Professor Donald MacRae, chief economist at the Bank of Scotland, pointed out that “the level of new business rose, accompanied by an increase in the number of jobs in both manufacturing and service sectors. But export activity was unchanged in the month. Input-cost inflation was marked across all sectors. The PMI has now been above the no-growth level of 50 for six consecutive months, suggesting the Scottish economy is continuing its slow recovery from recession.”
The PMI is made up from monthly replies to questionnaires sent to purchasing executives in about 600 manufacturing and service sector companies around the country. Anything above 50 represents growth; 50 means no change while anything below that figures suggests economic contraction. It registered at 51.1 for March, down from the 52.5 recorded for February.
Meanwhile, a separate report from the Scottish Retail Consortium says that the bad weather was responsible for a 3.8% drop in footfall in Scots shops, compared to this time last year. However, it also suggests that the position in Scotland was better than the rest of the UK where numbers fell even more sharply. It shows that the worst affected were retailers on the high street (down 7% on the year), while shopping malls showing a much smaller decline.According to the Scottish Retail Consortium’s director, Fiona Moriarty, “The coldest March for 50 years was to blame for putting off many Scottish shoppers, and measures up particularly badly against the much milder weather we had during the same month in 2012. Scottish footfall was above the UK average, but that makes it the second best of a bad bunch in a month when no areas showed growth. Retailers in Scotland will be hoping that the late onset of more Spring-like weather makes shopping trips and seasonal ranges more appealing to customers.”
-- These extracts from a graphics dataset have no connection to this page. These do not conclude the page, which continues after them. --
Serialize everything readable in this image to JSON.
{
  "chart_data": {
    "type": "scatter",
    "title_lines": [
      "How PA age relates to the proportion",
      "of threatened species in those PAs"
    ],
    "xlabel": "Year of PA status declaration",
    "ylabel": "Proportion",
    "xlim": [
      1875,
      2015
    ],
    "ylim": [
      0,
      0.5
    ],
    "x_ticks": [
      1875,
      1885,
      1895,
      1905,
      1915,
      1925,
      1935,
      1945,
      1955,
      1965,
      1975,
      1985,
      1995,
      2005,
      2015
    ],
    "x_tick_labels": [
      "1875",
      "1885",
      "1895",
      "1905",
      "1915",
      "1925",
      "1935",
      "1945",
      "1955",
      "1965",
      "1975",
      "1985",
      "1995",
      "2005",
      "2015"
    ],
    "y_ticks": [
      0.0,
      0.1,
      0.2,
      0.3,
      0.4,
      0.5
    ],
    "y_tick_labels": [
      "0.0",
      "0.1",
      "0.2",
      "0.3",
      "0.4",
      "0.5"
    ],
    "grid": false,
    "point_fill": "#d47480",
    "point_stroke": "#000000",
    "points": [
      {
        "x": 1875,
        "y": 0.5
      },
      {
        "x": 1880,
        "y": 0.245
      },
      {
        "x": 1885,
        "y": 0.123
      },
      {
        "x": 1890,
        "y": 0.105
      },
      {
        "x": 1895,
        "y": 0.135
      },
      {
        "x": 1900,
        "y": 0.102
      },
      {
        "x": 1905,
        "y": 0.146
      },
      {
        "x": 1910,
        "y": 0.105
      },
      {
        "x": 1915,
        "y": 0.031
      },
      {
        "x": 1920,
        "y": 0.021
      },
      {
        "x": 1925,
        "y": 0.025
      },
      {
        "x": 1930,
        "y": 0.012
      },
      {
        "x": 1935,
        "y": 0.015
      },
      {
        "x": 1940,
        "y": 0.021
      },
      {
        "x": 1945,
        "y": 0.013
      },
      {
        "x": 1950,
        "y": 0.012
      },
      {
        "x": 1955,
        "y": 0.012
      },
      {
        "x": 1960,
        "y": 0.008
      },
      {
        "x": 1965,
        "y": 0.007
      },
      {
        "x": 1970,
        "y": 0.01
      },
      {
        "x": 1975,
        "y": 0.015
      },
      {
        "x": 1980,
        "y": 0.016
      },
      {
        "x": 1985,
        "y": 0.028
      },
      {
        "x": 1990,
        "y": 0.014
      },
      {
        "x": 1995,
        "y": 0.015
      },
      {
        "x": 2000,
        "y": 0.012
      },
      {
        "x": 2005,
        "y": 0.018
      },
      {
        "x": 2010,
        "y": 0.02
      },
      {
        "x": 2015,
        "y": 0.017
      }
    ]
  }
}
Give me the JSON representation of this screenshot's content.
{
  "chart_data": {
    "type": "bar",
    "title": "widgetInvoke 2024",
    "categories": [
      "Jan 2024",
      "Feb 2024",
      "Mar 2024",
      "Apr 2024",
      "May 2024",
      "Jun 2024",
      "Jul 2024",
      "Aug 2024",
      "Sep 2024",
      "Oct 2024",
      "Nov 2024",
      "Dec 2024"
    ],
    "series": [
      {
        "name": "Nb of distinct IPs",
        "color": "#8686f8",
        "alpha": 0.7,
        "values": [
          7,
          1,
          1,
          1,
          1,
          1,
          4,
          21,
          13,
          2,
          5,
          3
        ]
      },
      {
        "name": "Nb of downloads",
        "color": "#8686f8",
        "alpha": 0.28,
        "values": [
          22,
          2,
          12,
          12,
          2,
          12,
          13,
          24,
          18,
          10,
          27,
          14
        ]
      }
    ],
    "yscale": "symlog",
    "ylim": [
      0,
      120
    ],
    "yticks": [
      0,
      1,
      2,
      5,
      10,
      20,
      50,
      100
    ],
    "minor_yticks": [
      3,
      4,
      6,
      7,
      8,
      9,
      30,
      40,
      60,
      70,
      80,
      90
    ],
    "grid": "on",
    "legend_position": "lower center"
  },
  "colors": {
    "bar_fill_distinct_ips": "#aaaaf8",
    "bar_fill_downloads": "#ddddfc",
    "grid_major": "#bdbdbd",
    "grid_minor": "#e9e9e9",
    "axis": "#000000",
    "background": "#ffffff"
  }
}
The survey is compiled for the Retail Consortium by the consumer analysts, Springboard. One of its directors, Diane Wehrle, suggested that media attention around the Budget and benefit reforms had hit consumer confidence. However she pointed out that the final week of the month “…did yield some positive results, with retail park footfall significantly bolstered. Home-owners took advantage of the long Easter bank holiday to visit DIY out-of-town outlets. It’s key to bear in mind that March 2013 was much colder than in 2012, where most of the UK experienced unseasonable soaring temperatures, whereas rain, snow and bitter cold further encouraged shoppers to stay at home.”